Movies2010-5-25By: Classical Staff

Reviewed by Marc Glassman

Leslie, My Name is Evil
Reg Harkema, director & script
Starring: Kristen Hager (Leslie), Gregory Smith (Perry), Kristin Adams (Dorothy), Kaniehtiio Horn (Katie), Ryan Robbins (Charlie), Peter Keleghan (Walter), Don McKellar (Prosecutor), Travis Milne (Bobby), Tracy Wright (Leslie’s Mom), Peter MacNeill (Judge)

Baby boomers remember Charlie Manson and his murderous “family” all too well. The killings of Sharon Tate and her friends in early August, 1969, followed the next day by the murders of the LaBiancas horrified a generation just a week away from its purportedly defining event, the Woodstock festival of “peace and music.”

Manson directed the killings, using members of his tribe of followers, Tex Watson, Susan Atkins, Patricia Krenwinkel and Leslie van Houten. All were given death sentences, later commuted to life-terms due to a change in California law. And there they remain, in prison, except for Atkins, who died from cancer fairly recently.

This unsavory but compelling story is the subject of Reg Harkema’s latest foray into 1960s culture. His previous directorial efforts, A Woman is A Woman and Monkey Warfare, were informed by Harkema’s love of French New Wave radical Jean-Luc Godard’s aesthetics and fascination with the fate of revolutionaries from that era.

This time around, he confronts the Sixties head-on, by creating a story where Perry, a young conservative all-American boy has to deal with his infatuation for Leslie van Houten while he’s a member of the jury during the Manson Family trial. The film is outrageously comic in fits and starts, with Perry’s chaste past contrasting with van Houten’s promiscuity–once she meets Manson.

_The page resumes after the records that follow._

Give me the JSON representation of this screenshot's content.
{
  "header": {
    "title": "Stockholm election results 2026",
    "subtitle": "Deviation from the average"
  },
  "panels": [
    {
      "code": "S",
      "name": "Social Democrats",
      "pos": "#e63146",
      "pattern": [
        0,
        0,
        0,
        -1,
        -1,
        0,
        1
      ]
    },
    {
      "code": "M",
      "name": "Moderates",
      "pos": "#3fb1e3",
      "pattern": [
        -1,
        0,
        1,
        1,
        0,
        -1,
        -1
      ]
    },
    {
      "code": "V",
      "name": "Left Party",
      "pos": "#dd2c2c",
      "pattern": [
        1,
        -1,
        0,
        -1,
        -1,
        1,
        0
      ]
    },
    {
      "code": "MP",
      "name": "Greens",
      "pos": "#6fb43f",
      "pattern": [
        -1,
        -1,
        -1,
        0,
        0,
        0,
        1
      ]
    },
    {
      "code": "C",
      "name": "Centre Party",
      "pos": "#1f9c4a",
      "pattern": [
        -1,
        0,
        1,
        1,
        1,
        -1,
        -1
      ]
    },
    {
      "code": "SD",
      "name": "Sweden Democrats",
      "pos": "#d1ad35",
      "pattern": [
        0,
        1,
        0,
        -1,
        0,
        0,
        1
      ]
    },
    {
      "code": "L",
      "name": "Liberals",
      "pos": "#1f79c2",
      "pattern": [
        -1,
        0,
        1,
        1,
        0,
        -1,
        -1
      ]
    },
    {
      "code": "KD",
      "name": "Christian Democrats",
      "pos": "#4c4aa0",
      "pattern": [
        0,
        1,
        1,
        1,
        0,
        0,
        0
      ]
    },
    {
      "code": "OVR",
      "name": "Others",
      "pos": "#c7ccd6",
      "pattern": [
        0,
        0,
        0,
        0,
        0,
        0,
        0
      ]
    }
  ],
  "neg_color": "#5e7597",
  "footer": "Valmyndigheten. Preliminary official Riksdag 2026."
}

But unlike Monkey Warfare, which mixed the pathos of a couple (Don McKellar and Tracy Wright—both of whom are also in Leslie) tied together by their shared past with a tale of contemporary anarchical excess, this film is a bombastic, openly comic look backwards. And the film is funny—but not that funny. Too much of Leslie, My Name is Evil revolves around an unresolved two-hander: Perry’s lust for Leslie and her oblivious attitude towards him. Their one exchange isn’t meaningful enough to make the strategy work.

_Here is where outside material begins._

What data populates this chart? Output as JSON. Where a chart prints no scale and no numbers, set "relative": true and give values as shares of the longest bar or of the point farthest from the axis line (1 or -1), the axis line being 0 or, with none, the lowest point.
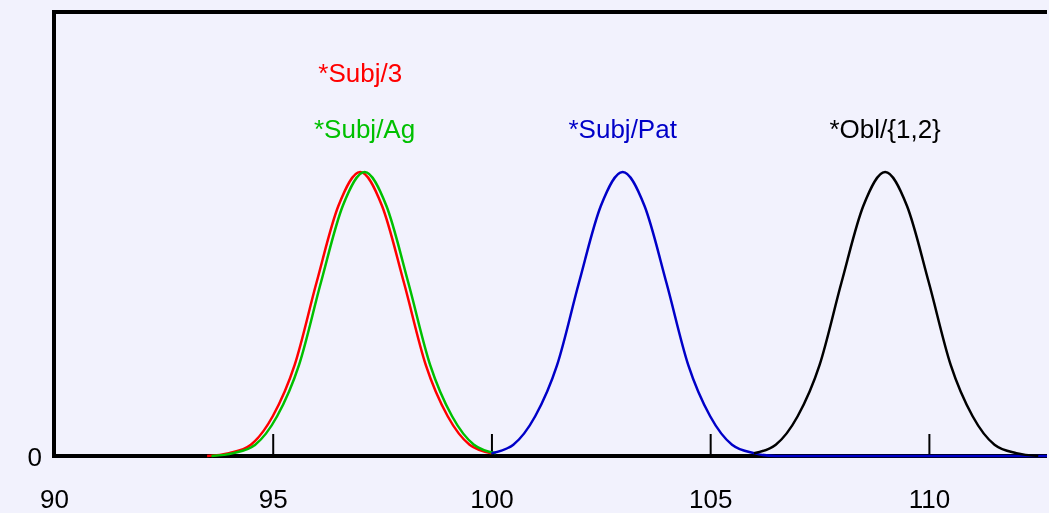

Only McKellar as the Prosecuting Attorney, Peter Keleghan as Perry’s very right-wing Dad and Kristen Hager and Kaniehtiio Horn as two of the Manson girls seem to be truly “in” on Harkema’s joking approach to the material. The rest, including Gregory Smith as Perry, play it straight, which is not a good thing. I mean, we all knew that wasn’t hip even then, Man. And that was 40 years ago.

The very talented Mr. Harkema, who is also an excellent editor for other directors including Bruce McDonald and McKellar, will no doubt rebound from this interesting but not ultimately successful excursion into America’s long-lost counter-culture.